Two lawyers who represent 26 states seeking to have Obamacare overturned are warning that a Supreme Court decision upholding the purchase mandate for health insurance would open the door to other government-imposed mandates across a variety of industries.
Writing in a Wall Street Journal op-ed
piece Tuesday, the lawyers, David R. Rivkin Jr. and Lee A Casey, also take issue with President Barack Obama’s assertion that a decision striking down the mandate would amount to an act of “judicial activism” on the part of the justices.
“If Congress can regulate Americans as future consumers (and everyone is a future consumer in dozens if not hundreds of markets), then it could equally impose any number of mandates on the citizenry today as a means of regulating the transactions in which they are expected to engage tomorrow, next week, or in 40 years,” said Rivkin and Casey.
Taken to the extreme, they said a Supreme Court ruling upholding the Obamacare requirement that Americans must purchase health insurance or be penalized could force consumers to prepay for all sorts of commodities and services.
True, they suggested, such mandates would drive more people into a market and might result in lower costs.
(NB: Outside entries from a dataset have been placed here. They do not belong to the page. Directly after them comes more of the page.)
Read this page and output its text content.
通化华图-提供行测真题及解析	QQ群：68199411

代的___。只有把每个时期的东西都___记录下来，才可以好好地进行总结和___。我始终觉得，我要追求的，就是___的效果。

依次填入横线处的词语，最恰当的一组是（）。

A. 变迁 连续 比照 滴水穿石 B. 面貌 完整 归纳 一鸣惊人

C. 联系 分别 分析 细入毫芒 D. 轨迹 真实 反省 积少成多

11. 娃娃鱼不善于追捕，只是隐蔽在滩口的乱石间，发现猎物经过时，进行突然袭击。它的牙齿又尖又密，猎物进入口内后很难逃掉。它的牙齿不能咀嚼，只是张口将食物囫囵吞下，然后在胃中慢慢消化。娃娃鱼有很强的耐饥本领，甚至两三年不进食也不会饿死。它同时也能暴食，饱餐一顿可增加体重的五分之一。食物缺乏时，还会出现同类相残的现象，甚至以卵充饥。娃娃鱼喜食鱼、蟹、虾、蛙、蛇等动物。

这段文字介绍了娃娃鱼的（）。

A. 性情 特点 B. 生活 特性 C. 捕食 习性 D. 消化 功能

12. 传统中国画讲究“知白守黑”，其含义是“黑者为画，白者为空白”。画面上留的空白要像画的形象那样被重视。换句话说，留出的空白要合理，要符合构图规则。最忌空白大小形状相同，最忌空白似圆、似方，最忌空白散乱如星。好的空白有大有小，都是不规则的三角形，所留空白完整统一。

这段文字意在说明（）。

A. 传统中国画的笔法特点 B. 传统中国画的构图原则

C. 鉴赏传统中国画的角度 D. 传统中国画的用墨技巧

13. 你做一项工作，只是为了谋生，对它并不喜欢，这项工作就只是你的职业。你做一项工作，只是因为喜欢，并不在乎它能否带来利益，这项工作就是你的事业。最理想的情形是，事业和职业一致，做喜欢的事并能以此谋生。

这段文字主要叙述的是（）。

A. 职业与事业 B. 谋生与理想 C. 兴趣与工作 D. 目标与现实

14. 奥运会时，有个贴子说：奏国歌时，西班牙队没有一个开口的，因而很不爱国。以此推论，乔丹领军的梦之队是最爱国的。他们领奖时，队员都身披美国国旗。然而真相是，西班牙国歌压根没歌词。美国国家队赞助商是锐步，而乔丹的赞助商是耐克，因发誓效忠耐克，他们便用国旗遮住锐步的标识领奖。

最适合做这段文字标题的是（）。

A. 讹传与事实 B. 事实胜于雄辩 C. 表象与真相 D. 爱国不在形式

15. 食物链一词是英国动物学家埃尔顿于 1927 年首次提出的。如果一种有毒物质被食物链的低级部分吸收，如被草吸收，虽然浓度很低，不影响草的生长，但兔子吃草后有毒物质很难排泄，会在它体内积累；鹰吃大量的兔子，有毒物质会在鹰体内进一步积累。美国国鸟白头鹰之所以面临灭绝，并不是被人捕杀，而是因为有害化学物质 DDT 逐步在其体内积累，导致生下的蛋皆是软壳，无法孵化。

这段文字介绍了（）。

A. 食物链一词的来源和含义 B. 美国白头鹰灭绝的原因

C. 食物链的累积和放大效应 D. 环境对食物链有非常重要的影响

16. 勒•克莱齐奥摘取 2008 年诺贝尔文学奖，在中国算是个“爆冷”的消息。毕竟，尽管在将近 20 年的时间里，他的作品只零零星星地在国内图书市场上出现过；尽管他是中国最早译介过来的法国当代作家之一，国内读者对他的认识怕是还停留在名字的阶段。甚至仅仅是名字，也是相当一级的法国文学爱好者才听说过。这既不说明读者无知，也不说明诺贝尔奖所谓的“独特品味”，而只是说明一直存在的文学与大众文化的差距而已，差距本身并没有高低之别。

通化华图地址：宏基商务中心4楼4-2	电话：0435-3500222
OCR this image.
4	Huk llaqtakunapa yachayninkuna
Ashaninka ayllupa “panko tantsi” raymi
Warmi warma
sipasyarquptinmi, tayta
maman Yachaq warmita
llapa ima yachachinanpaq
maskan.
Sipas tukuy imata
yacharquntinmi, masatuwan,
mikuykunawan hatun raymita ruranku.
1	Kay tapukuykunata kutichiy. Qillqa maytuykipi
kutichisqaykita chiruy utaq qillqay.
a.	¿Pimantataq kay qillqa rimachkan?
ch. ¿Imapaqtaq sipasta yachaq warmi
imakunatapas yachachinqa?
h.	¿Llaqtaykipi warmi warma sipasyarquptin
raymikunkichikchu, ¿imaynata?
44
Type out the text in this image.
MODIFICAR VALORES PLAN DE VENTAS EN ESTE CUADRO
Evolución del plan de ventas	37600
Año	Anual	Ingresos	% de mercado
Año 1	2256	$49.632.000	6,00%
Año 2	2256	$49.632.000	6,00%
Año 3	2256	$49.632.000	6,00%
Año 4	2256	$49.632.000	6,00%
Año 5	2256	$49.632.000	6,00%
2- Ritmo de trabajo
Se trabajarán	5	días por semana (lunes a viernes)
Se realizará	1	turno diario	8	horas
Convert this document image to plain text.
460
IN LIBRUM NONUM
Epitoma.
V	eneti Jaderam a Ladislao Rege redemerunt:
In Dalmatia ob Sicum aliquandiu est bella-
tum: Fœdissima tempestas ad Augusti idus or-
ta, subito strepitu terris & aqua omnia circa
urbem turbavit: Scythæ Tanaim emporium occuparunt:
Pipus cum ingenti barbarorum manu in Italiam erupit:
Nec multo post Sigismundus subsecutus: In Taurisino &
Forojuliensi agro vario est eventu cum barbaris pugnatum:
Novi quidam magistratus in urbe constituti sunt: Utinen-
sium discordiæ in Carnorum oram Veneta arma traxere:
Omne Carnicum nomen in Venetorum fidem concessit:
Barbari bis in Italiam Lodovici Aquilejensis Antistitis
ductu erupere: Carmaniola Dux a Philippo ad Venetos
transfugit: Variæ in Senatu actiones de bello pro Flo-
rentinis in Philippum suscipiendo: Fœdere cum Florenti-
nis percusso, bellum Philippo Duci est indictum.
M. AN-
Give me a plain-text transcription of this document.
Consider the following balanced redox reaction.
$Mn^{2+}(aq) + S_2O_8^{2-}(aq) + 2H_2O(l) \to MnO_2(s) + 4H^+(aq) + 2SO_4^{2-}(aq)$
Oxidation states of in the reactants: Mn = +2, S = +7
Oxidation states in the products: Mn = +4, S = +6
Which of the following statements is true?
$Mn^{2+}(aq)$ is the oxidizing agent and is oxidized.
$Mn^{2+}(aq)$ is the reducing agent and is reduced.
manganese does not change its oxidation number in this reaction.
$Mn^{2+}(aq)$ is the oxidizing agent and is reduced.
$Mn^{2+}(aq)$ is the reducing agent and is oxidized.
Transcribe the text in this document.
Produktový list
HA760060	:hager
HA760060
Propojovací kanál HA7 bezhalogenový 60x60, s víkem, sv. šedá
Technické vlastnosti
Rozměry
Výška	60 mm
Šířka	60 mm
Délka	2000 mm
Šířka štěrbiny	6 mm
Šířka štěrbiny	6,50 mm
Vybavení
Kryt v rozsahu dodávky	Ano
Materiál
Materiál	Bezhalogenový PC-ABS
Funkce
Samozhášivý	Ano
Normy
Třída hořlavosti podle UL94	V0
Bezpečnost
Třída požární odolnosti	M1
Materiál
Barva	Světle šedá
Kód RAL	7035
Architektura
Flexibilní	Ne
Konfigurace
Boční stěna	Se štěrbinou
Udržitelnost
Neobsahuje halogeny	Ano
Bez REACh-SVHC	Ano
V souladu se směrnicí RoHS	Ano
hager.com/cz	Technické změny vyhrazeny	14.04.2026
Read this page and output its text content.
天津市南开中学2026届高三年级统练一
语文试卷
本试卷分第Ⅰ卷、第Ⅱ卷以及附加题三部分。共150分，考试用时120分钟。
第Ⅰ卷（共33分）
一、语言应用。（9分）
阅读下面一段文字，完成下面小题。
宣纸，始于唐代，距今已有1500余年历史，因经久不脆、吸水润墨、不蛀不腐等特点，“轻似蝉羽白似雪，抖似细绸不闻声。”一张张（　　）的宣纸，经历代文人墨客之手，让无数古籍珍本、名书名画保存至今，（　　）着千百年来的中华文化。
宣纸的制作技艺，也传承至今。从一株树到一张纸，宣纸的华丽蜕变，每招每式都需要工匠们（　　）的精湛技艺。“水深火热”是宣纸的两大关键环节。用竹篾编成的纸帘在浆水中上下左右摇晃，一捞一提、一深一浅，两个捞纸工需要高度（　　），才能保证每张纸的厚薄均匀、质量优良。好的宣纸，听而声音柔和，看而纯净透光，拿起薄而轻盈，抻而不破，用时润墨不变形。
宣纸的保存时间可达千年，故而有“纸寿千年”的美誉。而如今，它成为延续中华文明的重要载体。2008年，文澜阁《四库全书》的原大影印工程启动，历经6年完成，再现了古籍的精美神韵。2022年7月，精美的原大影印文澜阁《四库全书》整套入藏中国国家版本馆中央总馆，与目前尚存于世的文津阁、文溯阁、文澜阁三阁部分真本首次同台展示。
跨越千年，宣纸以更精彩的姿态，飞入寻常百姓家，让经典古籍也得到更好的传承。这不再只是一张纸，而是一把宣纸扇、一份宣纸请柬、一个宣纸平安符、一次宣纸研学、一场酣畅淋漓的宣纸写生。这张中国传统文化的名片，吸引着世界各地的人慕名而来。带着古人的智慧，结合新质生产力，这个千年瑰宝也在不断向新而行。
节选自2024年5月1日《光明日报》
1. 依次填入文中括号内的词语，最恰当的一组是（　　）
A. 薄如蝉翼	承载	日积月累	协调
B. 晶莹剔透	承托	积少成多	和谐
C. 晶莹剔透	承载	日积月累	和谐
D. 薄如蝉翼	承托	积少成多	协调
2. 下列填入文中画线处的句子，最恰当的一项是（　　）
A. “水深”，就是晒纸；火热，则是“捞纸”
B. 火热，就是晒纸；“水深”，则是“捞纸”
But they insisted the idea of government forcing “prepayment mandates” on people is simply unconstitutional and would fare no better in the United States “than it did in the Soviet Union.”
“Although the policy merits of various mandates could be honestly debated, there simply is no neutral, judicially enforceable basis on which courts can determine which prepayment mandates Congress can impose as a means of regulating future transactions and which it cannot,” the two wrote.
“If, as in this case, Congress persists in adopting legislation that goes beyond its constitutional authority, the courts must invalidate it,” they continued. “That is not judicial activism. It is the fulfillment of the judiciary’s constitutional duty.”